Before managing to eke out small gains at the last minute, the benchmark index spent most of the day in negative territory.
"Investors who started the day by selling stock futures, expecting a slow trading day ahead of key U.S. jobs data, bought them back going into the close," said Mitsuo Shimizu, deputy general manager of the sales promoting department at Cosmo Securities.
"Generally speaking, the upward trend will likely continue, backed by signs of a steady recovery in the economy, though I expect some pauses along the way."
In light trade, the Nikkei inched up 0.2 percent to 10,412.09, its highest close since Oct. 6. It posted a 0.5 percent gain on the week.
The broader Topix dipped 0.1 percent to 956.76.
U.S. stocks fell on Thursday on investor caution ahead of the jobs data.
The U.S. economy is expected to have lost 320,000 nonfarm payroll jobs in July, a hefty number but still an improvement over last month's drop of 467,000, while the unemployment rate is expected to have risen to 9.6 percent.
Analysts said that while expectations are not as high as they were last month, when the figures were an unhappy surprise that sent markets tumbling, some weak U.S. economic data this week has cooled investor optimism about the speed of economic recovery.
"Part of the problem with last month's jobs data was that people were expecting too much, but I think this time they're a bit more realistic," said Nagayuki Yamagishi, a strategist at Mitsubishi UFJ Securities.
"Even if the figures aren't that good, the market's prepared to an extent. Once the data's out we can move on."
After the close, top Japanese tyre maker Bridgestone reported an operating loss in the second quarter, but it raised its full-year outlook on cost cuts.
The stock ended the day 0.2 percent lower at 1,690 yen before the announcement.
TORAY JUMPS, KONICA MINOLTA LOSES FOOTING
The Nikkei is likely to drift in a narrow range around 10,300 for the next few weeks, with attention shifting to macroeconomic indicators and Japan's Aug. 30 general election, but longer range targets remain the psychologically important 10,500 and then 10,800 — the Nikkei's level last October.
Toray Industries surged 7.3 percent to 515 yen after raising its first-half operating forecast due to deeper cost cuts.
The fibreglass maker cut its first-half operating loss forecast to 5 billion yen from 15 billion yen, while keeping its full-year outlook.
Rohto Pharmaceutical Co shot up 6.9 percent to 1,126 yen after posting an 81 percent rise in operating profit for the first quarter from a year earlier, helped by strong sales of new skincare products and solid demand for sunscreen due to a sunny April.

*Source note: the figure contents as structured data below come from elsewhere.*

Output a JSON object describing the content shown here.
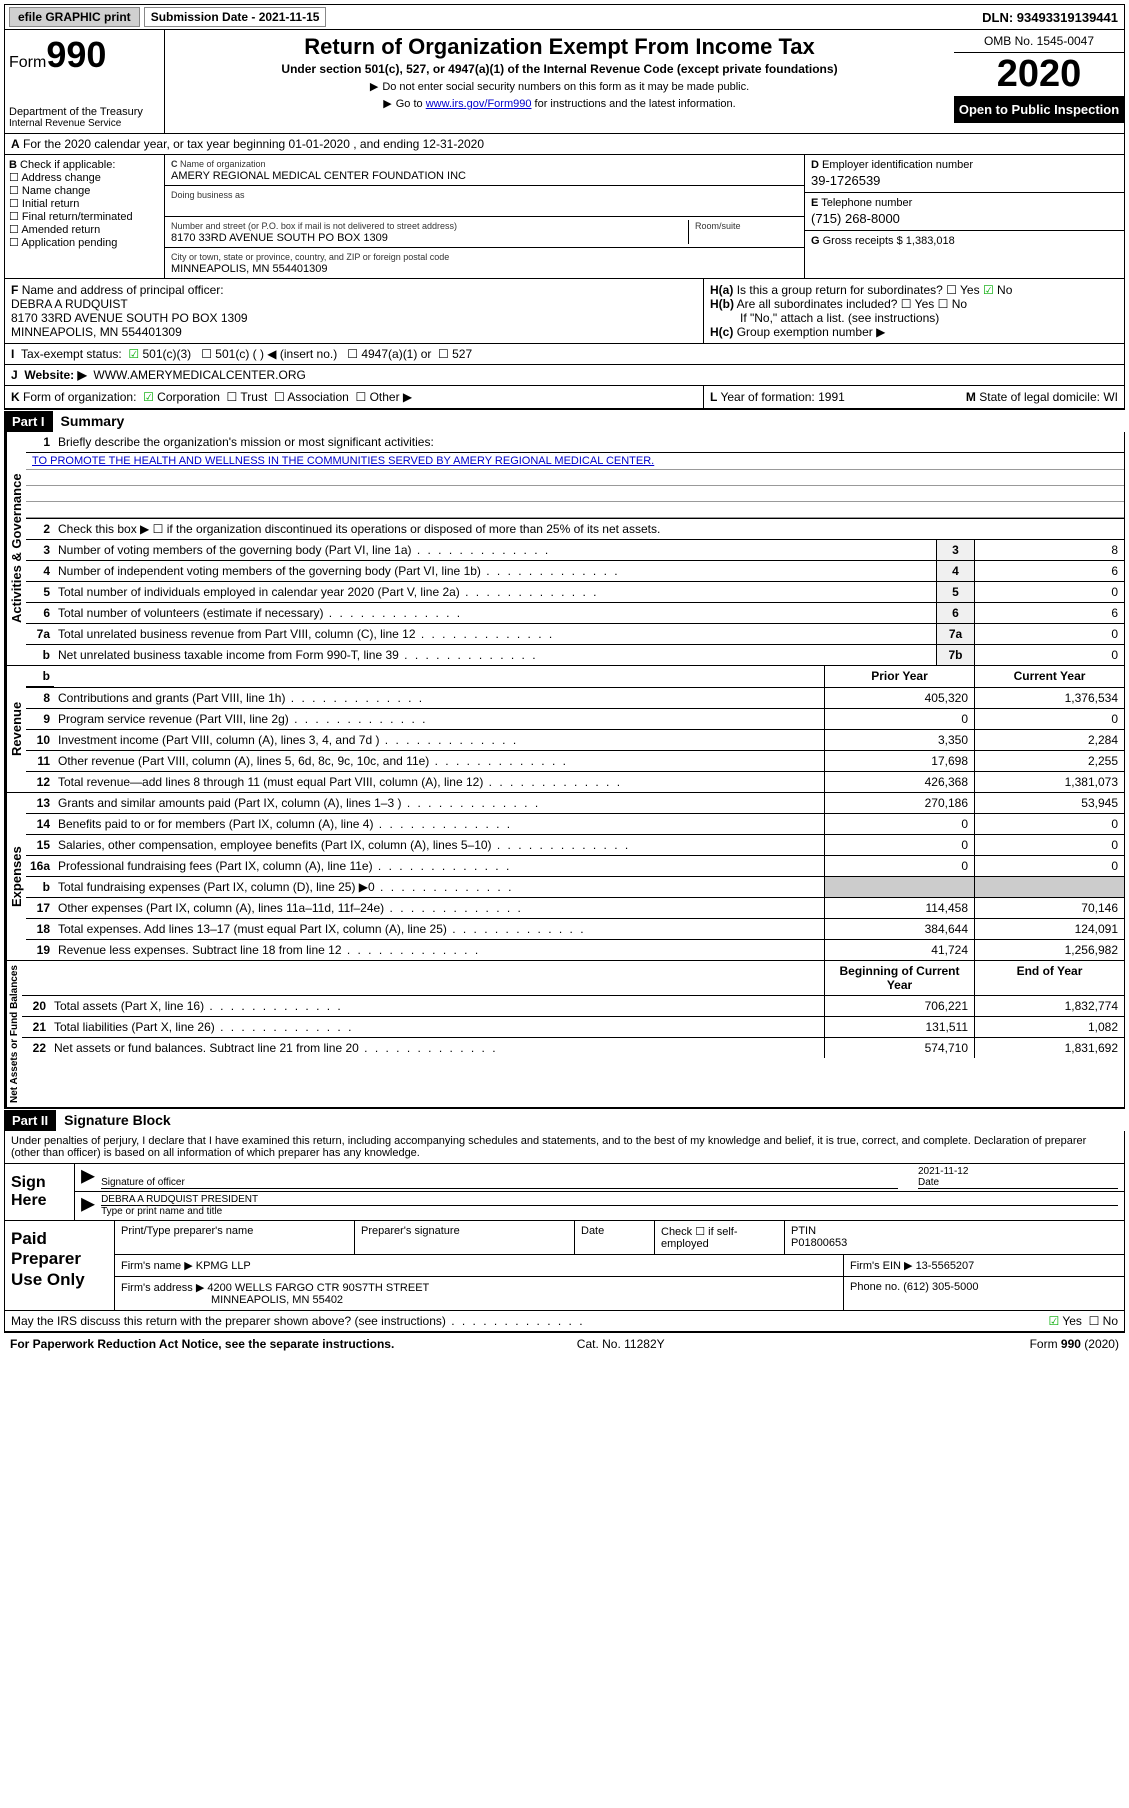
{
  "topbar": {
    "efile": "efile GRAPHIC print",
    "sub_label": "Submission Date - 2021-11-15",
    "dln": "DLN: 93493319139441"
  },
  "hdr": {
    "form_word": "Form",
    "form_no": "990",
    "dept": "Department of the Treasury",
    "irs": "Internal Revenue Service",
    "title": "Return of Organization Exempt From Income Tax",
    "subtitle": "Under section 501(c), 527, or 4947(a)(1) of the Internal Revenue Code (except private foundations)",
    "ssn_note": "Do not enter social security numbers on this form as it may be made public.",
    "goto": "Go to www.irs.gov/Form990 for instructions and the latest information.",
    "link": "www.irs.gov/Form990",
    "omb": "OMB No. 1545-0047",
    "year": "2020",
    "open": "Open to Public Inspection"
  },
  "A": "For the 2020 calendar year, or tax year beginning 01-01-2020    , and ending 12-31-2020",
  "B": {
    "label": "Check if applicable:",
    "items": [
      "Address change",
      "Name change",
      "Initial return",
      "Final return/terminated",
      "Amended return",
      "Application pending"
    ]
  },
  "C": {
    "name_lab": "Name of organization",
    "name": "AMERY REGIONAL MEDICAL CENTER FOUNDATION INC",
    "dba_lab": "Doing business as",
    "dba": "",
    "addr_lab": "Number and street (or P.O. box if mail is not delivered to street address)",
    "room_lab": "Room/suite",
    "addr": "8170 33RD AVENUE SOUTH PO BOX 1309",
    "city_lab": "City or town, state or province, country, and ZIP or foreign postal code",
    "city": "MINNEAPOLIS, MN  554401309"
  },
  "D": {
    "lab": "Employer identification number",
    "val": "39-1726539"
  },
  "E": {
    "lab": "Telephone number",
    "val": "(715) 268-8000"
  },
  "G": {
    "lab": "Gross receipts $",
    "val": "1,383,018"
  },
  "F": {
    "lab": "Name and address of principal officer:",
    "name": "DEBRA A RUDQUIST",
    "addr": "8170 33RD AVENUE SOUTH PO BOX 1309",
    "city": "MINNEAPOLIS, MN  554401309"
  },
  "H": {
    "a": "Is this a group return for subordinates?",
    "b": "Are all subordinates included?",
    "b_note": "If \"No,\" attach a list. (see instructions)",
    "c": "Group exemption number ▶"
  },
  "I": {
    "lab": "Tax-exempt status:",
    "opts": [
      "501(c)(3)",
      "501(c) (  ) ◀ (insert no.)",
      "4947(a)(1) or",
      "527"
    ]
  },
  "J": {
    "lab": "Website: ▶",
    "val": "WWW.AMERYMEDICALCENTER.ORG"
  },
  "K": {
    "lab": "Form of organization:",
    "opts": [
      "Corporation",
      "Trust",
      "Association",
      "Other ▶"
    ]
  },
  "L": {
    "lab": "Year of formation:",
    "val": "1991"
  },
  "M": {
    "lab": "State of legal domicile:",
    "val": "WI"
  },
  "part1": {
    "hdr": "Part I",
    "title": "Summary"
  },
  "gov": {
    "tab": "Activities & Governance",
    "l1_lab": "Briefly describe the organization's mission or most significant activities:",
    "l1_val": "TO PROMOTE THE HEALTH AND WELLNESS IN THE COMMUNITIES SERVED BY AMERY REGIONAL MEDICAL CENTER.",
    "l2": "Check this box ▶ ☐  if the organization discontinued its operations or disposed of more than 25% of its net assets.",
    "rows": [
      {
        "n": "3",
        "t": "Number of voting members of the governing body (Part VI, line 1a)",
        "b": "3",
        "v": "8"
      },
      {
        "n": "4",
        "t": "Number of independent voting members of the governing body (Part VI, line 1b)",
        "b": "4",
        "v": "6"
      },
      {
        "n": "5",
        "t": "Total number of individuals employed in calendar year 2020 (Part V, line 2a)",
        "b": "5",
        "v": "0"
      },
      {
        "n": "6",
        "t": "Total number of volunteers (estimate if necessary)",
        "b": "6",
        "v": "6"
      },
      {
        "n": "7a",
        "t": "Total unrelated business revenue from Part VIII, column (C), line 12",
        "b": "7a",
        "v": "0"
      },
      {
        "n": "b",
        "t": "Net unrelated business taxable income from Form 990-T, line 39",
        "b": "7b",
        "v": "0"
      }
    ]
  },
  "rev": {
    "tab": "Revenue",
    "hdr_prior": "Prior Year",
    "hdr_curr": "Current Year",
    "rows": [
      {
        "n": "8",
        "t": "Contributions and grants (Part VIII, line 1h)",
        "p": "405,320",
        "c": "1,376,534"
      },
      {
        "n": "9",
        "t": "Program service revenue (Part VIII, line 2g)",
        "p": "0",
        "c": "0"
      },
      {
        "n": "10",
        "t": "Investment income (Part VIII, column (A), lines 3, 4, and 7d )",
        "p": "3,350",
        "c": "2,284"
      },
      {
        "n": "11",
        "t": "Other revenue (Part VIII, column (A), lines 5, 6d, 8c, 9c, 10c, and 11e)",
        "p": "17,698",
        "c": "2,255"
      },
      {
        "n": "12",
        "t": "Total revenue—add lines 8 through 11 (must equal Part VIII, column (A), line 12)",
        "p": "426,368",
        "c": "1,381,073"
      }
    ]
  },
  "exp": {
    "tab": "Expenses",
    "rows": [
      {
        "n": "13",
        "t": "Grants and similar amounts paid (Part IX, column (A), lines 1–3 )",
        "p": "270,186",
        "c": "53,945"
      },
      {
        "n": "14",
        "t": "Benefits paid to or for members (Part IX, column (A), line 4)",
        "p": "0",
        "c": "0"
      },
      {
        "n": "15",
        "t": "Salaries, other compensation, employee benefits (Part IX, column (A), lines 5–10)",
        "p": "0",
        "c": "0"
      },
      {
        "n": "16a",
        "t": "Professional fundraising fees (Part IX, column (A), line 11e)",
        "p": "0",
        "c": "0"
      },
      {
        "n": "b",
        "t": "Total fundraising expenses (Part IX, column (D), line 25) ▶0",
        "p": "",
        "c": ""
      },
      {
        "n": "17",
        "t": "Other expenses (Part IX, column (A), lines 11a–11d, 11f–24e)",
        "p": "114,458",
        "c": "70,146"
      },
      {
        "n": "18",
        "t": "Total expenses. Add lines 13–17 (must equal Part IX, column (A), line 25)",
        "p": "384,644",
        "c": "124,091"
      },
      {
        "n": "19",
        "t": "Revenue less expenses. Subtract line 18 from line 12",
        "p": "41,724",
        "c": "1,256,982"
      }
    ]
  },
  "net": {
    "tab": "Net Assets or Fund Balances",
    "hdr_beg": "Beginning of Current Year",
    "hdr_end": "End of Year",
    "rows": [
      {
        "n": "20",
        "t": "Total assets (Part X, line 16)",
        "p": "706,221",
        "c": "1,832,774"
      },
      {
        "n": "21",
        "t": "Total liabilities (Part X, line 26)",
        "p": "131,511",
        "c": "1,082"
      },
      {
        "n": "22",
        "t": "Net assets or fund balances. Subtract line 21 from line 20",
        "p": "574,710",
        "c": "1,831,692"
      }
    ]
  },
  "part2": {
    "hdr": "Part II",
    "title": "Signature Block"
  },
  "sig": {
    "decl": "Under penalties of perjury, I declare that I have examined this return, including accompanying schedules and statements, and to the best of my knowledge and belief, it is true, correct, and complete. Declaration of preparer (other than officer) is based on all information of which preparer has any knowledge.",
    "sign_here": "Sign Here",
    "sig_officer": "Signature of officer",
    "date_lab": "Date",
    "date": "2021-11-12",
    "name": "DEBRA A RUDQUIST  PRESIDENT",
    "name_lab": "Type or print name and title"
  },
  "prep": {
    "label": "Paid Preparer Use Only",
    "r1": {
      "c1": "Print/Type preparer's name",
      "c2": "Preparer's signature",
      "c3": "Date",
      "c4": "Check ☐ if self-employed",
      "c5": "PTIN",
      "ptin": "P01800653"
    },
    "r2": {
      "lab": "Firm's name   ▶",
      "val": "KPMG LLP",
      "ein_lab": "Firm's EIN ▶",
      "ein": "13-5565207"
    },
    "r3": {
      "lab": "Firm's address ▶",
      "val": "4200 WELLS FARGO CTR 90S7TH STREET",
      "ph_lab": "Phone no.",
      "ph": "(612) 305-5000"
    },
    "r3b": "MINNEAPOLIS, MN  55402",
    "q": "May the IRS discuss this return with the preparer shown above? (see instructions)"
  },
  "footer": {
    "l": "For Paperwork Reduction Act Notice, see the separate instructions.",
    "c": "Cat. No. 11282Y",
    "r": "Form 990 (2020)"
  }
}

Mitsubishi Rayon jumped 5.8 percent to 273 yen after the Nikkei business daily reported the company plans to set up a joint venture with Saudi Basic Industries Corp (Sabic) to produce material used for acrylic glass in Saudi Arabia.

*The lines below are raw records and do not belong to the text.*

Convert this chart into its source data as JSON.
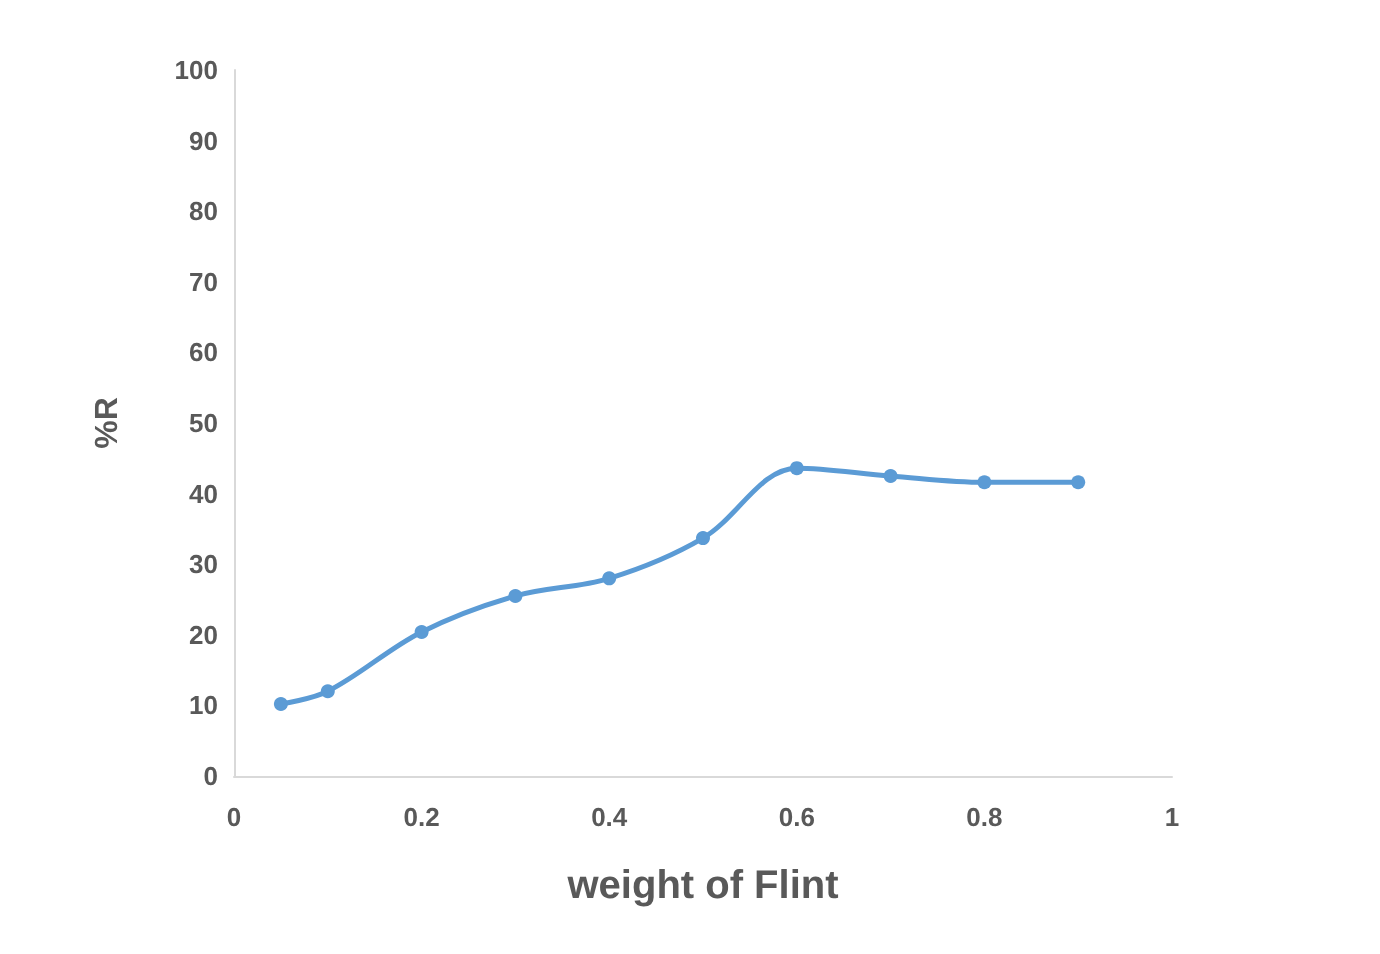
{
  "chart_data": {
    "type": "line",
    "xlabel": "weight of Flint",
    "ylabel": "%R",
    "x": [
      0.05,
      0.1,
      0.2,
      0.3,
      0.4,
      0.5,
      0.6,
      0.7,
      0.8,
      0.9
    ],
    "series": [
      {
        "color": "#5b9bd5",
        "values": [
          10.2,
          12,
          20.4,
          25.5,
          28,
          33.7,
          43.6,
          42.5,
          41.6,
          41.6
        ]
      }
    ],
    "xlim": [
      0,
      1
    ],
    "xticks": [
      0,
      0.2,
      0.4,
      0.6,
      0.8,
      1
    ],
    "ylim": [
      0,
      100
    ],
    "yticks": [
      0,
      10,
      20,
      30,
      40,
      50,
      60,
      70,
      80,
      90,
      100
    ],
    "marker": "circle",
    "line_style": "solid"
  }
}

But Konica Minolta plunged 10.1 percent to 891 yen. For the three months to June, the company recorded an operating loss of 589 million yen, compared with a 24.5 billion yen profit a year earlier.
"Results for 10/3 (the year to March 2010) Q1 revealed a much greater downturn for color copiers than we had previously anticipated," Nomura's Japanese equity research analyst wrote in a client note.
Kubota Corp sank 6.1 percent to 765 yen after the machinery maker reported a 70 percent drop in quarterly operating profit, citing slow demand for farm equipment and a stronger yen.
Some 1.9 billion shares changed hands on the Tokyo exchange's first section, below last week's daily average of 2 billion.
Declining stocks outnumbered advancing ones, 903 to 624.